Remember that once technology giant IBM? There was a saying once, ‘you never get the sack for buying IBM,’ but those heady days of mainframe and mid range computing have long gone and IBM is now more into services than computing technology.
Today they have gazed into their crystal ball surveyed its 3,000 researchers and come up with their predictions of what will take hold in the next 5 years.
1. Holographic conversations, projected from mobile phones. We question not the prediction but the application.
2. Air- breathing batteries, which will ditch the current lithium-ion technology and could rely on energy-dense metals that only need to interact with the air to recharge. Alternatively some electronic devices may simple adopt kinetic energy. We believe that it would be great to dump the current environmental unfriendly but unless driven by a strong environmental lobby and statute this may take time to gain adoption.
3. Computer programs that will use algorithms and real-time traffic information to predict which roads will have jams, and inform you how to avoid getting stuck. We believe that this would be every drivers dream but question whether it will merely shift the problem or spread the throughput.
4. Environmental information generated by sensors in cars and phones. This probably has legs as we move into the crowd-sourcing world.

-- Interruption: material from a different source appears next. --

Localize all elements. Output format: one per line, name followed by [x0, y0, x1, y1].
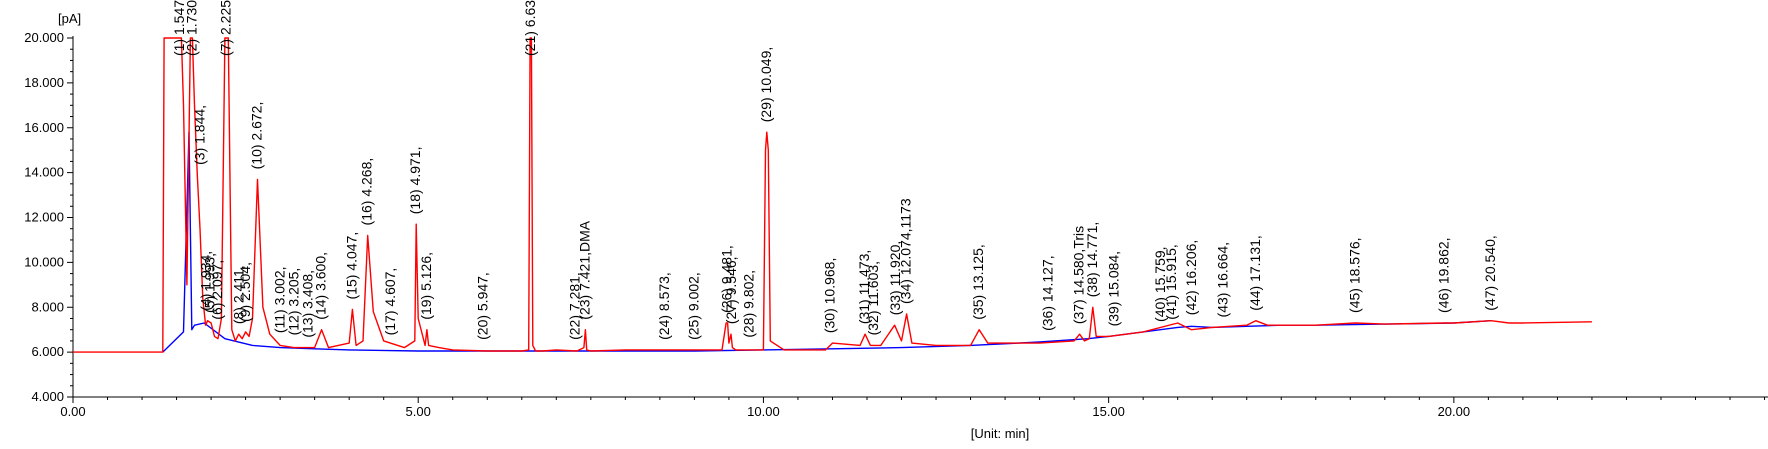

5. Cities powered by the heat thrown off by computer servers. Initially this seems very half-baked but it is based on the fact that some 50% of the power consumed by data centres is expended in keeping the computers cool. It’s a pity IBM don’t start to tackle it themselves but the question remains, what will cool the machines not how with we use the expended hot air.
IBM is currently investing some $5.8 billion, or 6% of it revenue, into research and development and although their track record on previous predictions is not encouraging, its always good to hear their thinking.